Знаменский был великолепным прозаиком, острым публицистом, вдумчивым критиком, объективным редактором, мудрым, душевным человеком. Он шел в одной «упряжке» с Федором Абрамовым, Евгением Носовым, Виктором Астафьевым, однако, по чьему‑то злому умыслу ни в каких литературных «реестрах» России практически не значился.
Всего лишь год не дожил Знаменский до своего 75–летия. Как ни прискорбно это сознавать, его уход из жизни был связан, как и в юности, с предательством так называемых «друзей». Однако книги Знаменского продолжают будить в людях чувства гордости за русский народ и, прежде всего, за возрождающееся казачество. Знаменский был казаком по роду — племени, по духу, по характеру, по всему складу своей жизни. И это наложило на его творчество отпечаток истинного рыцарства и благородства.

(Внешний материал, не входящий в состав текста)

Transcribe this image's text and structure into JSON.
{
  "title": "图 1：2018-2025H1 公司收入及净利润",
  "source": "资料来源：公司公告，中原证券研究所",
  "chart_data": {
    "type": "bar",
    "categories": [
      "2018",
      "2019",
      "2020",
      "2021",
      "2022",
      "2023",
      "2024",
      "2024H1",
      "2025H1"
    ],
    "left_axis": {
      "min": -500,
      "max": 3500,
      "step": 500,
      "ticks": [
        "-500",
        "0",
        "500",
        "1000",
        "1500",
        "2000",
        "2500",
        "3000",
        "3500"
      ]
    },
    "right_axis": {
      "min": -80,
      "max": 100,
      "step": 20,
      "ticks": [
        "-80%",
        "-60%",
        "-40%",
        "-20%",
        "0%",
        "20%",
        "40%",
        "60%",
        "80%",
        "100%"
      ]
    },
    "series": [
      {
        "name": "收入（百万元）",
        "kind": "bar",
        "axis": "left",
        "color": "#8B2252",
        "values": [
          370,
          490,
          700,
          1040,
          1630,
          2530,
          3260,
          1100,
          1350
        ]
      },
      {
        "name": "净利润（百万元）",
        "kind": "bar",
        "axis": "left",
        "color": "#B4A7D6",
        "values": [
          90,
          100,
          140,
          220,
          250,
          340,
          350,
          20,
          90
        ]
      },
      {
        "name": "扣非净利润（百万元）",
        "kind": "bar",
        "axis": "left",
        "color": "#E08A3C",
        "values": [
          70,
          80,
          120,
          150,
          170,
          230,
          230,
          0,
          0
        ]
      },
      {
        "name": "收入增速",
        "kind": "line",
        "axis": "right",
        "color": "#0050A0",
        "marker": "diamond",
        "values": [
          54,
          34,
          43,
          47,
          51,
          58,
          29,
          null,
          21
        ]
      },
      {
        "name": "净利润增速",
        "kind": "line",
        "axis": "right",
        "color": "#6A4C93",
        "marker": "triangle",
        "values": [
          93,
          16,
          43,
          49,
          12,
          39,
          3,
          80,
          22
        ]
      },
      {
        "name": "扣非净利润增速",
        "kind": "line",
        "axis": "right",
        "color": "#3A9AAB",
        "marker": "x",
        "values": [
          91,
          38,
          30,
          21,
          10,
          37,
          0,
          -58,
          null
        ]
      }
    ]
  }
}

Мне посчастливилось знать Анатолия Дмитриевича добрую четверть века. Не скажу, что были мы друзьями, нет, такого «нахальства» даже теперь, задним числом, я себе не позволю. Тут и разница в возрасте, и он — мэтр, а я, собственно, кто и что?.. Кстати, это он, Знаменский, как‑то порекомендовал мне подумать о вступлении в Союз писателей.
В последние годы Анатолий Дмитриевич часто заходил к нам в редакцию «Кубанских новостей» и по обыкновению с ехидцей спрашивал: «А знаете, зачем я пожаловал? Нет? Чтобы дать руководящие указания редактору». И заливался смехом до слезинок в глазах. Иногда приносил в газету свои материалы на самые жгучие, неотложные темы, и эти публикации, как правило, имели широкий резонанс. Нередко заходил и просто так, чтобы отвести душу. Но гораздо чаще, ну не каждый день, мы прогуливались в уютном садике у его дома (недавно застроенного гаражами). Дело в том, что мы жили, можно сказать, в одном квартале, только на разных улицах, и Анатолий Дмитриевич, бывало, еще с утра позвонит, поинтересуется: «Как у вас вечер? Может, прогуляемся?». Я, естественно, всякий раз соглашался, потому что это были уникальные в своем роде прогулки, о чем я еще скажу…
Вскоре после публикации моей маленькой повести «Даша и Рыжка» Анатолий Дмитриевич, войдя в редакторский кабинет и поздоровавшись, как всегда, — «Привет! Привет!» — молча расстегнул свою неизменную спутницу — папку темно — коричневого цвета, извлек оттуда листок, почему‑то всего лишь единственный (обычно его статьи были на полгазетной полосы), и я еще не успел вымолвить: «Это и все?», как он, нарочито откашлявшись, изрек: «Вот вам моя рекомендация. В Союз. О двух других не беспокойтесь, я уже договорился».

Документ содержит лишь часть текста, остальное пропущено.